Este descubrimiento no solo revolucionó la física, sino que transformó la astronomía. Los detectores modernos, como las cámaras CCD que equipan los telescopios profesionales y amateur, funcionan precisamente gracias al efecto fotoeléctrico: cada fotón que impacta en el chip de silicio libera un electrón, y la acumulación de esos electrones forma la imagen que vemos.

La radiación de cuerpo negro: el termómetro de las estrellas

Figura 3: Aquí se puede observar qué partes del espectro llegan a la superficie terrestre y qué partes son bloqueadas por la atmósfera terrestre. Imagen tomada de Wikipedia.

Si el efecto fotoeléctrico nos dice cómo la luz interactúa con la materia, la radiación de cuerpo negro nos dice cómo la materia emite luz. Todo objeto con temperatura superior al cero absoluto emite radiación electromagnética. Un cuerpo negro ideal es aquel que absorbe toda la radiación que incide sobre él y, en consecuencia, emite el espectro térmico más completo posible.

Las estrellas no son cuerpos negros perfectos, pero se aproximan bastante. Y esa aproximación es extraordinariamente útil porque nos permite deducir la temperatura superficial de una estrella simplemente analizando su espectro. La ley de Wien nos da la longitud de onda en la que una estrella emite la máxima cantidad de energía: λ_max = 2,8973 × 10⁷ / T, donde λ_max está en angstroms y T en kelvin. Para el Sol, con una temperatura superficial de unos 5.800 K, esto da un máximo en torno a los 5.000 Å, en la región verde del espectro. ¿Entonces el Sol es verde? No es exactamente así, amable lector. El Sol emite su máximo de energía en esa longitud de onda (verde), pero como no es mucho mayor que la energía que emite en el resto de los colores, la combinación de estos nos da un Sol blanco, tal y como se observa desde el espacio.

El espectro de las estrellas: líneas que hablan

Cuando se analiza la luz de una estrella con un espectroscopio, no se ve solo un arcoíris continuo. Sobre ese fondo continuo aparecen líneas oscuras: las líneas de absorción. Bunsen y Kirchhoff descubrieron en el siglo XIX que cada elemento químico produce un patrón único de líneas, tanto en emisión como en absorción.

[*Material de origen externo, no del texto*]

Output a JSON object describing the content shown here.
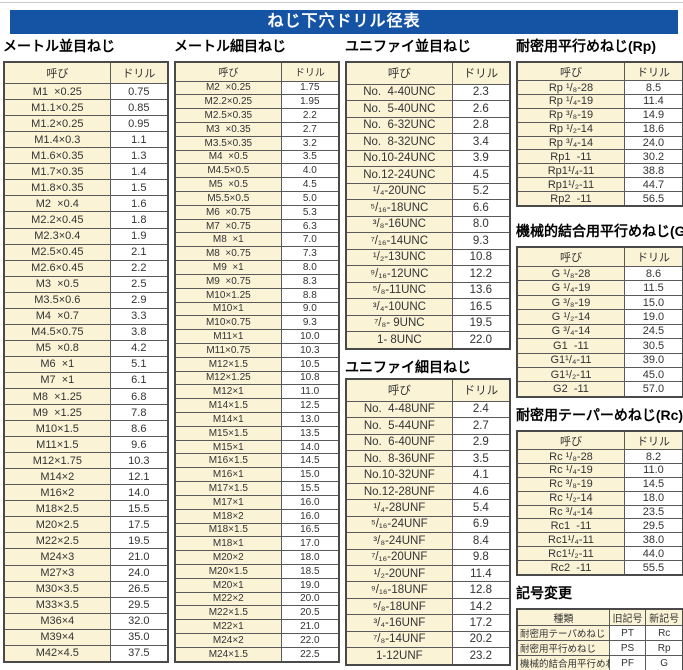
{
  "page": {
    "title": "ねじ下穴ドリル径表"
  },
  "colors": {
    "title_bar_blue": "#1553a4",
    "cell_cream": "#faf3d6",
    "table_border": "#4a4a4a",
    "text": "#333333"
  },
  "tables": [
    {
      "title": "メートル並目ねじ",
      "headers": [
        "呼び",
        "ドリル"
      ],
      "rows": [
        [
          "M1  ×0.25",
          "0.75"
        ],
        [
          "M1.1×0.25",
          "0.85"
        ],
        [
          "M1.2×0.25",
          "0.95"
        ],
        [
          "M1.4×0.3",
          "1.1"
        ],
        [
          "M1.6×0.35",
          "1.3"
        ],
        [
          "M1.7×0.35",
          "1.4"
        ],
        [
          "M1.8×0.35",
          "1.5"
        ],
        [
          "M2  ×0.4",
          "1.6"
        ],
        [
          "M2.2×0.45",
          "1.8"
        ],
        [
          "M2.3×0.4",
          "1.9"
        ],
        [
          "M2.5×0.45",
          "2.1"
        ],
        [
          "M2.6×0.45",
          "2.2"
        ],
        [
          "M3  ×0.5",
          "2.5"
        ],
        [
          "M3.5×0.6",
          "2.9"
        ],
        [
          "M4  ×0.7",
          "3.3"
        ],
        [
          "M4.5×0.75",
          "3.8"
        ],
        [
          "M5  ×0.8",
          "4.2"
        ],
        [
          "M6  ×1",
          "5.1"
        ],
        [
          "M7  ×1",
          "6.1"
        ],
        [
          "M8  ×1.25",
          "6.8"
        ],
        [
          "M9  ×1.25",
          "7.8"
        ],
        [
          "M10×1.5",
          "8.6"
        ],
        [
          "M11×1.5",
          "9.6"
        ],
        [
          "M12×1.75",
          "10.3"
        ],
        [
          "M14×2",
          "12.1"
        ],
        [
          "M16×2",
          "14.0"
        ],
        [
          "M18×2.5",
          "15.5"
        ],
        [
          "M20×2.5",
          "17.5"
        ],
        [
          "M22×2.5",
          "19.5"
        ],
        [
          "M24×3",
          "21.0"
        ],
        [
          "M27×3",
          "24.0"
        ],
        [
          "M30×3.5",
          "26.5"
        ],
        [
          "M33×3.5",
          "29.5"
        ],
        [
          "M36×4",
          "32.0"
        ],
        [
          "M39×4",
          "35.0"
        ],
        [
          "M42×4.5",
          "37.5"
        ]
      ]
    },
    {
      "title": "メートル細目ねじ",
      "headers": [
        "呼び",
        "ドリル"
      ],
      "rows": [
        [
          "M2  ×0.25",
          "1.75"
        ],
        [
          "M2.2×0.25",
          "1.95"
        ],
        [
          "M2.5×0.35",
          "2.2"
        ],
        [
          "M3  ×0.35",
          "2.7"
        ],
        [
          "M3.5×0.35",
          "3.2"
        ],
        [
          "M4  ×0.5",
          "3.5"
        ],
        [
          "M4.5×0.5",
          "4.0"
        ],
        [
          "M5  ×0.5",
          "4.5"
        ],
        [
          "M5.5×0.5",
          "5.0"
        ],
        [
          "M6  ×0.75",
          "5.3"
        ],
        [
          "M7  ×0.75",
          "6.3"
        ],
        [
          "M8  ×1",
          "7.0"
        ],
        [
          "M8  ×0.75",
          "7.3"
        ],
        [
          "M9  ×1",
          "8.0"
        ],
        [
          "M9  ×0.75",
          "8.3"
        ],
        [
          "M10×1.25",
          "8.8"
        ],
        [
          "M10×1",
          "9.0"
        ],
        [
          "M10×0.75",
          "9.3"
        ],
        [
          "M11×1",
          "10.0"
        ],
        [
          "M11×0.75",
          "10.3"
        ],
        [
          "M12×1.5",
          "10.5"
        ],
        [
          "M12×1.25",
          "10.8"
        ],
        [
          "M12×1",
          "11.0"
        ],
        [
          "M14×1.5",
          "12.5"
        ],
        [
          "M14×1",
          "13.0"
        ],
        [
          "M15×1.5",
          "13.5"
        ],
        [
          "M15×1",
          "14.0"
        ],
        [
          "M16×1.5",
          "14.5"
        ],
        [
          "M16×1",
          "15.0"
        ],
        [
          "M17×1.5",
          "15.5"
        ],
        [
          "M17×1",
          "16.0"
        ],
        [
          "M18×2",
          "16.0"
        ],
        [
          "M18×1.5",
          "16.5"
        ],
        [
          "M18×1",
          "17.0"
        ],
        [
          "M20×2",
          "18.0"
        ],
        [
          "M20×1.5",
          "18.5"
        ],
        [
          "M20×1",
          "19.0"
        ],
        [
          "M22×2",
          "20.0"
        ],
        [
          "M22×1.5",
          "20.5"
        ],
        [
          "M22×1",
          "21.0"
        ],
        [
          "M24×2",
          "22.0"
        ],
        [
          "M24×1.5",
          "22.5"
        ]
      ]
    },
    {
      "title": "ユニファイ並目ねじ",
      "headers": [
        "呼び",
        "ドリル"
      ],
      "rows": [
        [
          "No.  4-40UNC",
          "2.3"
        ],
        [
          "No.  5-40UNC",
          "2.6"
        ],
        [
          "No.  6-32UNC",
          "2.8"
        ],
        [
          "No.  8-32UNC",
          "3.4"
        ],
        [
          "No.10-24UNC",
          "3.9"
        ],
        [
          "No.12-24UNC",
          "4.5"
        ],
        [
          "¹/₄-20UNC",
          "5.2"
        ],
        [
          "⁵/₁₆-18UNC",
          "6.6"
        ],
        [
          "³/₈-16UNC",
          "8.0"
        ],
        [
          "⁷/₁₆-14UNC",
          "9.3"
        ],
        [
          "¹/₂-13UNC",
          "10.8"
        ],
        [
          "⁹/₁₆-12UNC",
          "12.2"
        ],
        [
          "⁵/₈-11UNC",
          "13.6"
        ],
        [
          "³/₄-10UNC",
          "16.5"
        ],
        [
          "⁷/₈- 9UNC",
          "19.5"
        ],
        [
          "1- 8UNC",
          "22.0"
        ]
      ]
    },
    {
      "title": "ユニファイ細目ねじ",
      "headers": [
        "呼び",
        "ドリル"
      ],
      "rows": [
        [
          "No.  4-48UNF",
          "2.4"
        ],
        [
          "No.  5-44UNF",
          "2.7"
        ],
        [
          "No.  6-40UNF",
          "2.9"
        ],
        [
          "No.  8-36UNF",
          "3.5"
        ],
        [
          "No.10-32UNF",
          "4.1"
        ],
        [
          "No.12-28UNF",
          "4.6"
        ],
        [
          "¹/₄-28UNF",
          "5.4"
        ],
        [
          "⁵/₁₆-24UNF",
          "6.9"
        ],
        [
          "³/₈-24UNF",
          "8.4"
        ],
        [
          "⁷/₁₆-20UNF",
          "9.8"
        ],
        [
          "¹/₂-20UNF",
          "11.4"
        ],
        [
          "⁹/₁₆-18UNF",
          "12.8"
        ],
        [
          "⁵/₈-18UNF",
          "14.2"
        ],
        [
          "³/₄-16UNF",
          "17.2"
        ],
        [
          "⁷/₈-14UNF",
          "20.2"
        ],
        [
          "1-12UNF",
          "23.2"
        ]
      ]
    },
    {
      "title": "耐密用平行めねじ(Rp)",
      "headers": [
        "呼び",
        "ドリル"
      ],
      "rows": [
        [
          "Rp ¹/₈-28",
          "8.5"
        ],
        [
          "Rp ¹/₄-19",
          "11.4"
        ],
        [
          "Rp ³/₈-19",
          "14.9"
        ],
        [
          "Rp ¹/₂-14",
          "18.6"
        ],
        [
          "Rp ³/₄-14",
          "24.0"
        ],
        [
          "Rp1  -11",
          "30.2"
        ],
        [
          "Rp1¹/₄-11",
          "38.8"
        ],
        [
          "Rp1¹/₂-11",
          "44.7"
        ],
        [
          "Rp2  -11",
          "56.5"
        ]
      ]
    },
    {
      "title": "機械的結合用平行めねじ(G)",
      "headers": [
        "呼び",
        "ドリル"
      ],
      "rows": [
        [
          "G ¹/₈-28",
          "8.6"
        ],
        [
          "G ¹/₄-19",
          "11.5"
        ],
        [
          "G ³/₈-19",
          "15.0"
        ],
        [
          "G ¹/₂-14",
          "19.0"
        ],
        [
          "G ³/₄-14",
          "24.5"
        ],
        [
          "G1  -11",
          "30.5"
        ],
        [
          "G1¹/₄-11",
          "39.0"
        ],
        [
          "G1¹/₂-11",
          "45.0"
        ],
        [
          "G2  -11",
          "57.0"
        ]
      ]
    },
    {
      "title": "耐密用テーパーめねじ(Rc)",
      "headers": [
        "呼び",
        "ドリル"
      ],
      "rows": [
        [
          "Rc ¹/₈-28",
          "8.2"
        ],
        [
          "Rc ¹/₄-19",
          "11.0"
        ],
        [
          "Rc ³/₈-19",
          "14.5"
        ],
        [
          "Rc ¹/₂-14",
          "18.0"
        ],
        [
          "Rc ³/₄-14",
          "23.5"
        ],
        [
          "Rc1  -11",
          "29.5"
        ],
        [
          "Rc1¹/₄-11",
          "38.0"
        ],
        [
          "Rc1¹/₂-11",
          "44.0"
        ],
        [
          "Rc2  -11",
          "55.5"
        ]
      ]
    },
    {
      "title": "記号変更",
      "headers": [
        "種類",
        "旧記号",
        "新記号"
      ],
      "rows": [
        [
          "耐密用テーパめねじ",
          "PT",
          "Rc"
        ],
        [
          "耐密用平行めねじ",
          "PS",
          "Rp"
        ],
        [
          "機械的結合用平行めねじ",
          "PF",
          "G"
        ]
      ]
    }
  ]
}
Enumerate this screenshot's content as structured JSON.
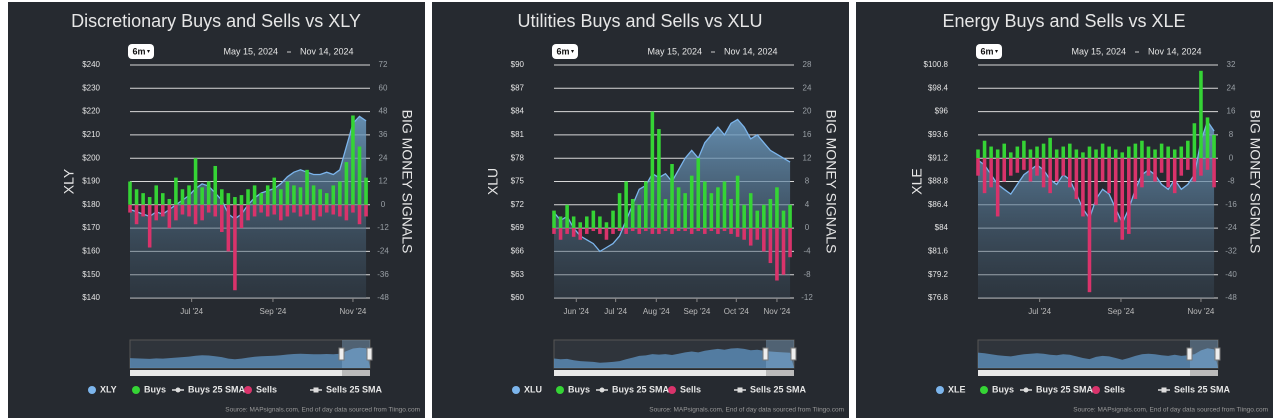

Esto significa que podemos identificar qué elementos hay en la atmósfera de una estrella simplemente estudiando su espectro.

El espectro de una estrella típica muestra un continuo (que se aproxima al de un cuerpo negro) atravesado por líneas de absorción. Ese continuo se origina en las capas más densas y calientes de la fotosfera, mientras que las líneas de absorción se producen cuando la luz atraviesa capas más externas y frías de la atmósfera estelar.

Figura 4: Espectroscopia casero, fabricado por el autor.

Una ventana al universo

La luz de las estrellas es mucho más que un punto brillante en el cielo. Es una onda electromagnética que nos trae información sobre la temperatura, la composición química y la energía de astros que están a años luz de distancia. Y paradójicamente, para descifrarla necesitamos una física que a veces parece contradictoria: la luz es onda y partícula, se propaga como un campo continuo pero interactúa como paquetes discretos. Como Robinson sugiere, los grandes modelos de la física son herramientas que usamos según convenga, no verdades absolutas. Y en esa flexibilidad reside precisamente su poder.

Referencias

1. Robinson, K. (2009). Starlight: An Introduction to Stellar Physics for Amateurs. Springer. Patrick Moore’s Practical Astronomy Series. DOI: 10.1007/978-1-4419-0708-0

2. Siegel, D. M. (1992). “The origin of the electromagnetic theory of light”. En Innovation in Maxwell’s Electromagnetic Theory: Molecular Vortices, Displacement Current, and Light (pp. 120–143). Cambridge University Press.

3. NASA Radio JOVE. “Chapter 4: Effects of Media”. Radio Astronomy Tutorial. Goddard Space Flight Center.

4. Australia Telescope National Facility. “Photoelectric Astronomy”. CSIRO.

5. University of Pittsburgh. “Unit 4: Ordinary Stars”. Astronomy 0089.

6. HyperPhysics. “Wien’s Displacement Law”. Georgia State University.

7. University College London. “Stefan-Boltzmann Law”. Star.ucl.ac.uk.